Enter the maze

Life in the Undergrowth: Ant Tracks

Ants communicate by leaving trails of chemicals that other ants can follow to sources of food they've found. Very quickly after a new source of food is found ants from the nest are following the shortest path to get to it, even if the original ant trail was not that direct and wiggled around. How do they do that?

Bongo playing physicist, Richard Feynman, better known for his Nobel Prize for Physics, wondered about this one day watching ants in his bath. The marvellous thing about science is it can be done anywhere! He grabbed some crayons and started marking the paths each ant followed by drawing a line behind it. He quickly discovered from the trails that what was happening was that each ant was following earlier trails but hurriedly so not sticking to it exactly. Instead it was leaving its own trail. As this was done over and over again the smooth direct route emerged as having the strongest line from the superimposed hurried trails. It's a bit like when you sketch - you do a series of rough lines to start, but as you do that over and over the final line is much smoother.
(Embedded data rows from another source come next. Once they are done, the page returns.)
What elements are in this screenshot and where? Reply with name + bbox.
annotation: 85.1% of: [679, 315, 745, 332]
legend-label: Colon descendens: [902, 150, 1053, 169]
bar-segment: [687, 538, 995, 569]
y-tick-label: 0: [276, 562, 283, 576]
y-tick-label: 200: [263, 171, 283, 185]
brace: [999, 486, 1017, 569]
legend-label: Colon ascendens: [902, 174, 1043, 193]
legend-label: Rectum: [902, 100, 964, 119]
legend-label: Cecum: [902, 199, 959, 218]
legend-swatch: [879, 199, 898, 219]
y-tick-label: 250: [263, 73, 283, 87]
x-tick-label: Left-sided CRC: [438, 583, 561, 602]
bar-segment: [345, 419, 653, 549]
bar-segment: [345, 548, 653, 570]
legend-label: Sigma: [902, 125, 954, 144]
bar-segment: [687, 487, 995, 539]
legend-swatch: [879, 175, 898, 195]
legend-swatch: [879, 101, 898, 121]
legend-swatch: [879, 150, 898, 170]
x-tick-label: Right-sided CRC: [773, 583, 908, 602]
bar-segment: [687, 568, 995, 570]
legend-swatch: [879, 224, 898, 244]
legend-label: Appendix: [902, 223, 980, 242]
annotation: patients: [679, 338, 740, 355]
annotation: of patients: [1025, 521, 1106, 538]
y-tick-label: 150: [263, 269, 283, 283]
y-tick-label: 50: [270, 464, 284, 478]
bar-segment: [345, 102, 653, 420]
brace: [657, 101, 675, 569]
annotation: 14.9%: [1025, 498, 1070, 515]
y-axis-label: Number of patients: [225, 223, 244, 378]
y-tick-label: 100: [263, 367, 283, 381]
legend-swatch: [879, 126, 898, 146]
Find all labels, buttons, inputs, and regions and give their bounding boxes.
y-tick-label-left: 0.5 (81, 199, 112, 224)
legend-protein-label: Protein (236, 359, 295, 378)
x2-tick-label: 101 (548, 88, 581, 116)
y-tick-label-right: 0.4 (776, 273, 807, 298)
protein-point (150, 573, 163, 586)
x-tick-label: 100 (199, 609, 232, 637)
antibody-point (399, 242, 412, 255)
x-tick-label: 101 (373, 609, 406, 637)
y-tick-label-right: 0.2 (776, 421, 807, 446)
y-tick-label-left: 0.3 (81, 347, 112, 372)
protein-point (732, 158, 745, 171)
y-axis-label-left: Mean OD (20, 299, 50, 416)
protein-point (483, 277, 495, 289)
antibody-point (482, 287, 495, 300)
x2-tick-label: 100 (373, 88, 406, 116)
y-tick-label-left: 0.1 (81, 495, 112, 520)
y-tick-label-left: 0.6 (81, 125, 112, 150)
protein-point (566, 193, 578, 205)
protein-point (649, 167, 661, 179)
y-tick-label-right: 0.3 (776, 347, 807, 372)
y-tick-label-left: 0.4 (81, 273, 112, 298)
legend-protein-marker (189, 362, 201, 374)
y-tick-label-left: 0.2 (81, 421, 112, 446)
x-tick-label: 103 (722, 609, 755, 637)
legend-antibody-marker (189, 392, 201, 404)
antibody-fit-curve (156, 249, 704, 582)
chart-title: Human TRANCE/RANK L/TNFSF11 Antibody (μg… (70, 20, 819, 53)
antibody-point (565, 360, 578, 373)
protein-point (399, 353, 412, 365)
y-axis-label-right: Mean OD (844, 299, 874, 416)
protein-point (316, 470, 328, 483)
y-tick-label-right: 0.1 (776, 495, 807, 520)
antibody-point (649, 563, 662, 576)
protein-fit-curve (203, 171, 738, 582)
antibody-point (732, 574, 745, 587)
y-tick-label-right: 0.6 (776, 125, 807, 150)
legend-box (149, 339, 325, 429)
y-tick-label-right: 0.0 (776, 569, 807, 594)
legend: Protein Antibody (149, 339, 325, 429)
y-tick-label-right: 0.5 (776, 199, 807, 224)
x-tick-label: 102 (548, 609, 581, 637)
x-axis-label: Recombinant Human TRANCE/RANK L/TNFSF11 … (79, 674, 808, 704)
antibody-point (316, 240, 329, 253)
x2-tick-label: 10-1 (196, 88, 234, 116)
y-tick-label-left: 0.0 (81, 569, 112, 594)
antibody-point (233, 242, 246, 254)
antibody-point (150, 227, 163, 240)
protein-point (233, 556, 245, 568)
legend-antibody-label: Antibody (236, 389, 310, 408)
From very simple behaviour the ants are able to achieve complex things that might otherwise need complex geometrical skills. Computer Scientists have been inspired by the ants when designing software and have come up with the idea of 'ant algorithms' - ways of programming separate software agents to do complex things that otherwise would bog down even fast computers. Finding shortest routes, for example for taxi drivers or for messages sent over networks, is a very common problem of this kind. An Ant algorithm solution involves programming lots of software agents to behave like ants leaving digital trails for other agents to pick up.

So ants are helping to solve real problems for real companies. Not bad for such a tiny brain.